Viollet-le-Duc propelled his hypothesis of basic logic, which concerned itself with useful productivity and the legitimate articulation of structures and materials as the premise for the outer appearance of structures.
Another introduced concept was deconstruction, advanced during the 1980s by designers and compositional pundits, for example, Bernard Tschumi, Mark Wigley and Philip Johnson, planned to replace simply article or subject-situated frameworks by making a face to face encounter between them.

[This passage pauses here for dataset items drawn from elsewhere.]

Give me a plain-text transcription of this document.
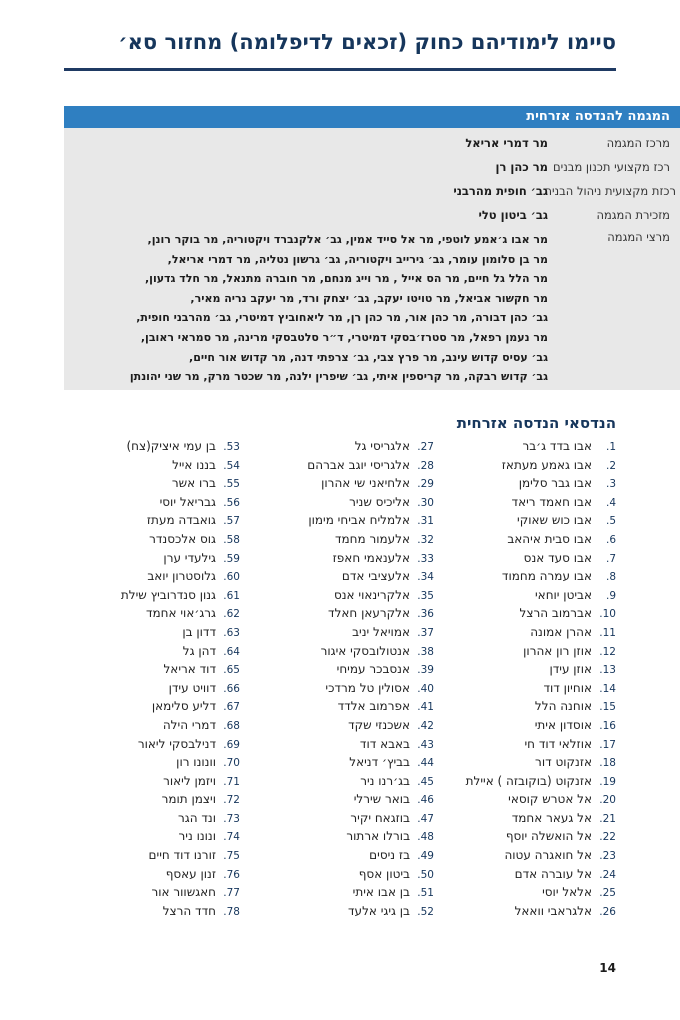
סיימו לימודיהם כחוק (זכאים לדיפלומה) מחזור סא׳
המגמה להנדסה אזרחית
מרכז המגמה
מר דמרי אריאל
רכז מקצועי תכנון מבנים
מר כהן רן
רכזת מקצועית ניהול הבניה
גב׳ חופית מהרבני
מזכירת המגמה
גב׳ ביטון טלי
מרצי המגמה
מר אבו ג׳אמע לוטפי, מר אל סייד אמין, גב׳ אלקנברד ויקטוריה, מר בוקר רונן,
מר בן סלומון עומר, גב׳ גירייב ויקטוריה, גב׳ גרשון נטליה, מר דמרי אריאל,
מר הלל גל חיים, מר הס אייל , מר וייג מנחם, מר חוברה מתנאל, מר חלד גדעון,
מר חקשור אביאל, מר טויטו יעקב, גב׳ יצחק ורד, מר יעקב נריה מאיר,
גב׳ כהן דבורה, מר כהן אור, מר כהן רן, מר ליאחוביץ דמיטרי, גב׳ מהרבני חופית,
מר נעמן רפאל, מר סטרז׳בסקי דמיטרי, ד״ר סלטבסקי מרינה, מר סמראי ראובן,
גב׳ עסיס קדוש עינב, מר פרץ צבי, גב׳ צרפתי דנה, מר קדוש אור חיים,
גב׳ קדוש רבקה, מר קריספין איתי, גב׳ שיפרין ילנה, מר שכטר מרק, מר שני יהונתן
הנדסאי הנדסה אזרחית
1.אבו בדד ג׳בר
2.אבו גאמע מעתאז
3.אבו גבר סלימן
4.אבו חאמד ריאד
5.אבו כוש שאוקי
6.אבו סבית איהאב
7.אבו סעד אנס
8.אבו עמרה מחמוד
9.אביטן יוחאי
10.אברמוב הרצל
11.אהרן אמונה
12.אוזן רון אהרון
13.אוזן עידן
14.אוחיון דוד
15.אוחנה הלל
16.אוסדון איתי
17.אוזלאי דוד חי
18.אזנקוט דור
19.אזנקוט (בוקובזה ) איילת
20.אל אטרש קוסאי
21.אל געאר אחמד
22.אל הואשלה יוסף
23.אל חואגרה עטוה
24.אל עוברה אדם
25.אלאל יוסי
26.אלגראבי וואאל
27.אלגריסי גל
28.אלגריסי יוגב אברהם
29.אלחיאני שי אהרון
30.אליכיס שניר
31.אלמליח אביחי מימון
32.אלעמור מחמד
33.אלענאמי חאפז
34.אלעציבי אדם
35.אלקרינאוי אנס
36.אלקרעאן חאלד
37.אמויאל יניב
38.אנטולובסקי איגור
39.אנסבכר עמיחי
40.אסולין טל מרדכי
41.אפרמוב אלדד
42.אשכנזי שקד
43.באבא דוד
44.בביץ׳ דניאל
45.בג׳רנו ניר
46.בואר שירלי
47.בוזגאח יקיר
48.בורלו ארתור
49.בז ניסים
50.ביטון אסף
51.בן אבו איתי
52.בן גיגי אלעד
53.בן עמי איציק(צח)
54.בננו אייל
55.ברו אשר
56.גבריאל יוסי
57.גואבדה מעתז
58.גוס אלכסנדר
59.גילעדי ערן
60.גלוסטרון יואב
61.גנון סנדרוביץ שילת
62.גרג׳אוי אחמד
63.דדון בן
64.דהן גל
65.דוד אריאל
66.דוויט עידן
67.דליע סלימאן
68.דמרי הילה
69.דנילבסקי ליאור
70.וונונו רון
71.ויזמן ליאור
72.ויצמן תומר
73.ונד הגר
74.ונונו ניר
75.זורנו דוד חיים
76.זנון עאסף
77.חאגשוור אור
78.חדד הרצל
14
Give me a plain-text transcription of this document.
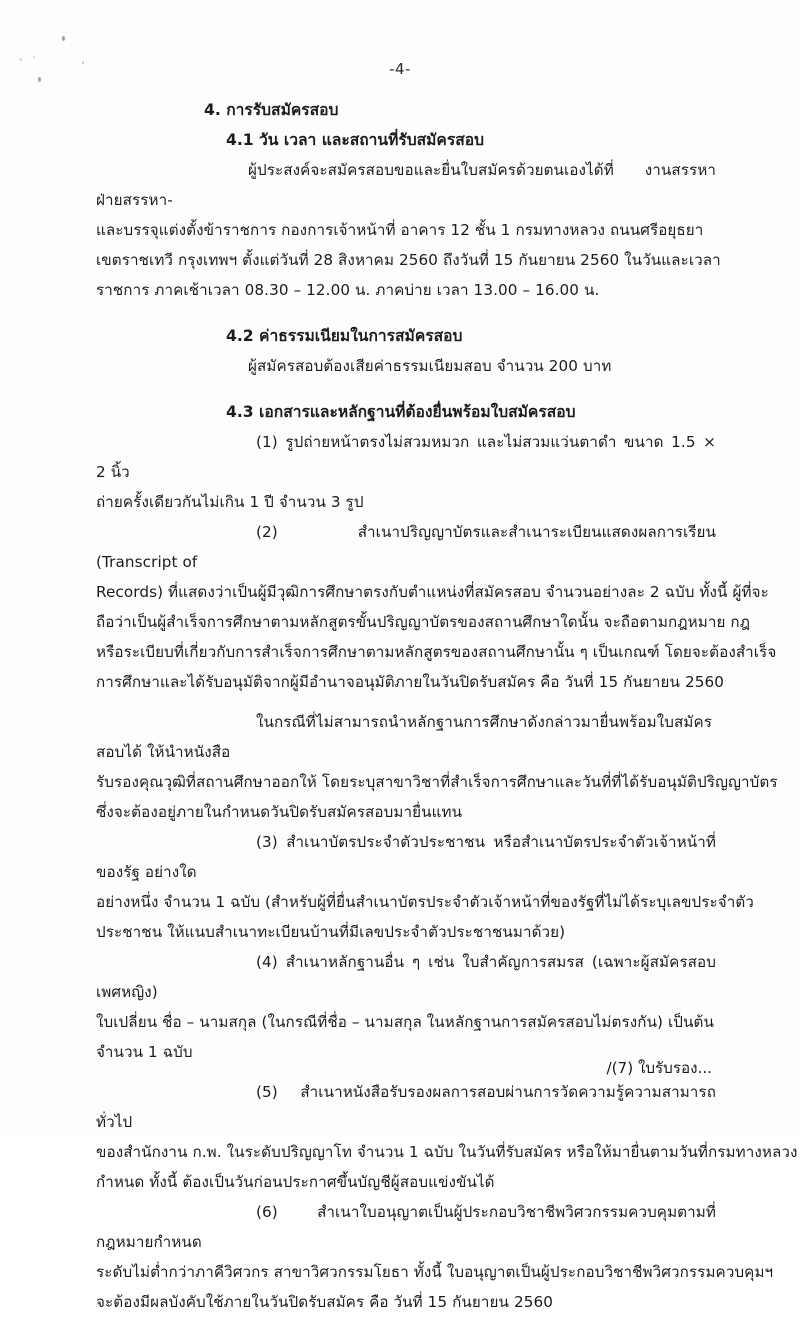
-4-
4. การรับสมัครสอบ
4.1 วัน เวลา และสถานที่รับสมัครสอบ
ผู้ประสงค์จะสมัครสอบขอและยื่นใบสมัครด้วยตนเองได้ที่ งานสรรหา ฝ่ายสรรหา-
และบรรจุแต่งตั้งข้าราชการ กองการเจ้าหน้าที่ อาคาร 12 ชั้น 1 กรมทางหลวง ถนนศรีอยุธยา
เขตราชเทวี กรุงเทพฯ ตั้งแต่วันที่ 28 สิงหาคม 2560 ถึงวันที่ 15 กันยายน 2560 ในวันและเวลา
ราชการ ภาคเช้าเวลา 08.30 – 12.00 น. ภาคบ่าย เวลา 13.00 – 16.00 น.
4.2 ค่าธรรมเนียมในการสมัครสอบ
ผู้สมัครสอบต้องเสียค่าธรรมเนียมสอบ จำนวน 200 บาท
4.3 เอกสารและหลักฐานที่ต้องยื่นพร้อมใบสมัครสอบ
(1) รูปถ่ายหน้าตรงไม่สวมหมวก และไม่สวมแว่นตาดำ ขนาด 1.5 × 2 นิ้ว
ถ่ายครั้งเดียวกันไม่เกิน 1 ปี จำนวน 3 รูป
(2) สำเนาปริญญาบัตรและสำเนาระเบียนแสดงผลการเรียน (Transcript of
Records) ที่แสดงว่าเป็นผู้มีวุฒิการศึกษาตรงกับตำแหน่งที่สมัครสอบ จำนวนอย่างละ 2 ฉบับ ทั้งนี้ ผู้ที่จะ
ถือว่าเป็นผู้สำเร็จการศึกษาตามหลักสูตรขั้นปริญญาบัตรของสถานศึกษาใดนั้น จะถือตามกฎหมาย กฎ
หรือระเบียบที่เกี่ยวกับการสำเร็จการศึกษาตามหลักสูตรของสถานศึกษานั้น ๆ เป็นเกณฑ์ โดยจะต้องสำเร็จ
การศึกษาและได้รับอนุมัติจากผู้มีอำนาจอนุมัติภายในวันปิดรับสมัคร คือ วันที่ 15 กันยายน 2560
ในกรณีที่ไม่สามารถนำหลักฐานการศึกษาดังกล่าวมายื่นพร้อมใบสมัครสอบได้ ให้นำหนังสือ
รับรองคุณวุฒิที่สถานศึกษาออกให้ โดยระบุสาขาวิชาที่สำเร็จการศึกษาและวันที่ที่ได้รับอนุมัติปริญญาบัตร
ซึ่งจะต้องอยู่ภายในกำหนดวันปิดรับสมัครสอบมายื่นแทน
(3) สำเนาบัตรประจำตัวประชาชน หรือสำเนาบัตรประจำตัวเจ้าหน้าที่ของรัฐ อย่างใด
อย่างหนึ่ง จำนวน 1 ฉบับ (สำหรับผู้ที่ยื่นสำเนาบัตรประจำตัวเจ้าหน้าที่ของรัฐที่ไม่ได้ระบุเลขประจำตัว
ประชาชน ให้แนบสำเนาทะเบียนบ้านที่มีเลขประจำตัวประชาชนมาด้วย)
(4) สำเนาหลักฐานอื่น ๆ เช่น ใบสำคัญการสมรส (เฉพาะผู้สมัครสอบเพศหญิง)
ใบเปลี่ยน ชื่อ – นามสกุล (ในกรณีที่ชื่อ – นามสกุล ในหลักฐานการสมัครสอบไม่ตรงกัน) เป็นต้น
จำนวน 1 ฉบับ
(5) สำเนาหนังสือรับรองผลการสอบผ่านการวัดความรู้ความสามารถทั่วไป
ของสำนักงาน ก.พ. ในระดับปริญญาโท จำนวน 1 ฉบับ ในวันที่รับสมัคร หรือให้มายื่นตามวันที่กรมทางหลวง
กำหนด ทั้งนี้ ต้องเป็นวันก่อนประกาศขึ้นบัญชีผู้สอบแข่งขันได้
(6) สำเนาใบอนุญาตเป็นผู้ประกอบวิชาชีพวิศวกรรมควบคุมตามที่กฎหมายกำหนด
ระดับไม่ต่ำกว่าภาคีวิศวกร สาขาวิศวกรรมโยธา ทั้งนี้ ใบอนุญาตเป็นผู้ประกอบวิชาชีพวิศวกรรมควบคุมฯ
จะต้องมีผลบังคับใช้ภายในวันปิดรับสมัคร คือ วันที่ 15 กันยายน 2560
/(7) ใบรับรอง...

Rather than form following function, function pursues deformation.
MEDIATED FORMS
Furthermore, mediated structures, developed because of reactions of innovation's unadulterated spotlight on the item (development, machines, structure), designers of the 1970s searched for a technique for interceding between object (fabricated structure) and subject (individuals, nature). Robert Venturi and Denise Scott-Brown pushed the extension of certain pictures or good stories (moral stories) to the pioneer object as an approach to negate the objective and predictable disposition of structure and program, to broaden a "luxury of connoting".
NOVEL FORMS
Lastly, Novel forms, since the 1970s, private endeavor has entered another stage portrayed by decentralization and the revolution of creation. Systems of age and use have been changed as a result. The enormous scale assembling of standardized items has offered way to another technique for creation, known as Flexible Specialization, which has introduced systems of work and machines that can mass-change things to take into account miniaturized scale markets and individual clients. Driven by the prerequisite for peculiarity rather than volume, this new technique for creation is working up a relationship between the way in which things are made and the way in which they are seen.
EXCLUSIVE/NEW
An "hourglass" From St. James's and Elephant & Castle,
A diamond from Embankment and Southwark,
A spire from Vauxhall and London Bridge.
These are ventures which move structure past the development of a static character and the portrayal of a solitary basic position. Like a sort of political physiology, they defeat the traditional split among ideas and precepts, opening the structure procedure to the unique manners by which they can join to create structures that permit individuals with contrasting perspectives and sensibilities to build up a full of feeling association with their condition.
and it makes me wonder, what theory would come next, and change the outlook of architecture?!